We identified a sensitive window from gestational week 14 through postnatal week 18 during which PM was associated with higher risk of ever wheeze at age 6-8 years. We also observed a critical window of PM exposure between postnatal weeks 6-39 and higher risk of current wheeze. We found significant associations between higher prenatal and early life PM exposure and higher cumulative risk ratios of ever wheeze (RR:3.76, 95%CI [1.41, 10.0] per 5 μg/m) and current wheeze in the past year (RR:7.91, 95%CI [1.5, 41.6] per 5 μg/m) only among children born to mothers exposed to ETS in pregnancy when compared to mothers who were not exposed.
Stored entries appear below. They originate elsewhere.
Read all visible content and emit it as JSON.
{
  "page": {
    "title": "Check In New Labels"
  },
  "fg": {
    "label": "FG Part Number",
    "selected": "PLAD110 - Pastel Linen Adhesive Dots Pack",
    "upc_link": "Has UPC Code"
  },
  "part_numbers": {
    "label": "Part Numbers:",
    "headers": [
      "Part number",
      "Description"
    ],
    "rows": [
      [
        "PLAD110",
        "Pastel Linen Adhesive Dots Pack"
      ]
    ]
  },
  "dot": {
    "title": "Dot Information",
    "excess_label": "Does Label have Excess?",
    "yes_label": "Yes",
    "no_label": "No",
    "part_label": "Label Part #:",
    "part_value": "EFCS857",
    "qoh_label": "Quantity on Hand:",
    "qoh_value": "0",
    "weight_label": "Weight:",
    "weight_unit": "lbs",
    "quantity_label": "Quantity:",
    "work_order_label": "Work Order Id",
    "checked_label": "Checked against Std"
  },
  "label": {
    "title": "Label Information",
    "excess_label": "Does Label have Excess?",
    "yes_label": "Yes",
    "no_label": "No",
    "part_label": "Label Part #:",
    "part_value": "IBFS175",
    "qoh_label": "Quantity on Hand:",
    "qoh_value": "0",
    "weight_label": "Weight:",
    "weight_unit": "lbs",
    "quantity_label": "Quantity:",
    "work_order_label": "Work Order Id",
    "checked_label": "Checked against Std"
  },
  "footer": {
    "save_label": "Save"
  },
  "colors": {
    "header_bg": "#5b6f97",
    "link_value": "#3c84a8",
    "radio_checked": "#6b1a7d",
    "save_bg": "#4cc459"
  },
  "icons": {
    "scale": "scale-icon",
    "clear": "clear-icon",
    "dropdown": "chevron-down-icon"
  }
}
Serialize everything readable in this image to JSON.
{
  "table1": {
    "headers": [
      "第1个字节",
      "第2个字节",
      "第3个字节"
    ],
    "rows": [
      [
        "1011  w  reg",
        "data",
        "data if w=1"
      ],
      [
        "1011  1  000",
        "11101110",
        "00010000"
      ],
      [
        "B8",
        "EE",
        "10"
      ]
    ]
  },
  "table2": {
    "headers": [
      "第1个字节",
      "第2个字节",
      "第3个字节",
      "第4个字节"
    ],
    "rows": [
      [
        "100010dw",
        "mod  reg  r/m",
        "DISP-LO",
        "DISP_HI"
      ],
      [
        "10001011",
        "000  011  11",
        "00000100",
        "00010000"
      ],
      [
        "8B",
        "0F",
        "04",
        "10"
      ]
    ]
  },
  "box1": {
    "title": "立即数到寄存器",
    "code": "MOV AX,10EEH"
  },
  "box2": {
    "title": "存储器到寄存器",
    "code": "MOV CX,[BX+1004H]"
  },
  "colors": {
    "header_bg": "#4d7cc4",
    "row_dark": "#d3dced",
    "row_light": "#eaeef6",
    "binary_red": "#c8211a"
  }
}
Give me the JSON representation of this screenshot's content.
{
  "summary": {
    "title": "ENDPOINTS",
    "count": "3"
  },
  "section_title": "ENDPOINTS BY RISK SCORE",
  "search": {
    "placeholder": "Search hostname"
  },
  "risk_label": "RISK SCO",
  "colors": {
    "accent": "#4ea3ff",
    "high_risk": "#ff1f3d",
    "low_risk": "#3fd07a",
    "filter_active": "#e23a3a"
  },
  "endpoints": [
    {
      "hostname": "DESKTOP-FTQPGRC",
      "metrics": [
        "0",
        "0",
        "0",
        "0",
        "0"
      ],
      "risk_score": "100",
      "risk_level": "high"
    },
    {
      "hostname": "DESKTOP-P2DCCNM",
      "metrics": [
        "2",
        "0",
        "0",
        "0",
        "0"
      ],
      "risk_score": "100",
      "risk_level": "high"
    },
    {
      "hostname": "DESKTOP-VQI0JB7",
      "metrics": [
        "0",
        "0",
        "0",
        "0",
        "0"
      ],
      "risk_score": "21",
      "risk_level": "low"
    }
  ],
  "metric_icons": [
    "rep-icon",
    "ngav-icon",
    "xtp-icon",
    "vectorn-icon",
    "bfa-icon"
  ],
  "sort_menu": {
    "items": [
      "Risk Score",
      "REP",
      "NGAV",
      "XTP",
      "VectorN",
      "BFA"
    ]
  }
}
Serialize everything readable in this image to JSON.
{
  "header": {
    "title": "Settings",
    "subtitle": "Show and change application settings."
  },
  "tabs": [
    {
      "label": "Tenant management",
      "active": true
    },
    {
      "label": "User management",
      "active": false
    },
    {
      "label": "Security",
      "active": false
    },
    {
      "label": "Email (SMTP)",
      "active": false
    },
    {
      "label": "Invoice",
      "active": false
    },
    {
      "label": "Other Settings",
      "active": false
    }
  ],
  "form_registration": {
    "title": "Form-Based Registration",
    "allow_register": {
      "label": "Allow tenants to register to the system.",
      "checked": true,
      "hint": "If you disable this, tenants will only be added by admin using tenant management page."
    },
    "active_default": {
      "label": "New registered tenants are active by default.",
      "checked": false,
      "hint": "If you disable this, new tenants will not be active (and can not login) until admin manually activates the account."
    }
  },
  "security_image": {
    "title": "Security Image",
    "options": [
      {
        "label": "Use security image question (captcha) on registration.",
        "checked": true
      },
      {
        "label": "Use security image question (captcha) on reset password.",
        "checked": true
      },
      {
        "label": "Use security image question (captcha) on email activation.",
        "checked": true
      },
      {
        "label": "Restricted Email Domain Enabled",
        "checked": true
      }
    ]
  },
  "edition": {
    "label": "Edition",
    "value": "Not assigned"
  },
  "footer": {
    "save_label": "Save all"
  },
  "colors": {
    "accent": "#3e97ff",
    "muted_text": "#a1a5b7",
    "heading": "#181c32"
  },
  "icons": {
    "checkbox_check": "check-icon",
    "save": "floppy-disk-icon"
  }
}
Exposure to prenatal ETS modified the association between prenatal and early life PM exposure and respiratory outcomes at age 6-8 years. It is important to consider concurrent chemical exposures to more comprehensively characterize children's environmental risk. Interventions aimed at decreasing passive smoking might mitigate the effects of ambient air pollution.
直径小于 2.5μm 的颗粒物(PM)和环境烟草烟雾(ETS)暴露与宫内胎儿开始的呼吸道发病率有关。然而,它们潜在的协同作用尚未完全阐明。在这里,我们研究了产前和生命早期 PM 以及产前 ETS 暴露对儿童呼吸道结局的联合影响。
我们在墨西哥城的肥胖、生长、环境和社会应激源编程研究(PROGRESS)中研究了 536 对母婴对子。怀孕期间的 PM 暴露是通过基于卫星的时空模型来估计的,该模型基于母亲在怀孕期间和孩子出生后的第一年的居住地。ETS 暴露是通过照顾者报告在妊娠第二或第三阶段家中有任何吸烟者来评估的。结果包括在孩子 6-8 岁时评估的过去 12 个月内是否有喘息(当前喘息)的报告,分别在单独的模型中考虑。使用分布滞后模型(DLM)对妊娠和出生后第一年的每日 PM 平均值进行模型化,调整了儿童的性别、出生体重 z 分数、母亲在登记时的年龄和教育程度、母亲的哮喘、受孕季节,并按产前 ETS 暴露(是/否)进行分层。
我们确定了从妊娠第 14 周到产后第 18 周的敏感窗口,在此期间,PM 与 6-8 岁时发生喘息的风险增加有关。我们还观察到了产后第 6-39 周 PM 暴露的关键窗口,与当前喘息的风险增加有关。我们发现,与产前和生命早期 PM 暴露更高有关,并且在母亲暴露于产前 ETS 的情况下,产前和生命早期 PM 暴露与过去一年的喘息发生率更高的累积风险比(RR:3.76,95%CI [1.41,10.0]每 5μg/m)和当前喘息的累积风险比(RR:7.91,95%CI [1.5,41.6]每 5μg/m)显著相关。与未暴露于 ETS 的母亲相比。
产前 ETS 的暴露改变了产前和生命早期 PM 暴露与 6-8 岁时呼吸道结局的关联。考虑到同时存在的化学暴露,以更全面地描述儿童的环境风险是很重要的。旨在减少被动吸烟的干预措施可能会减轻环境空气污染的影响。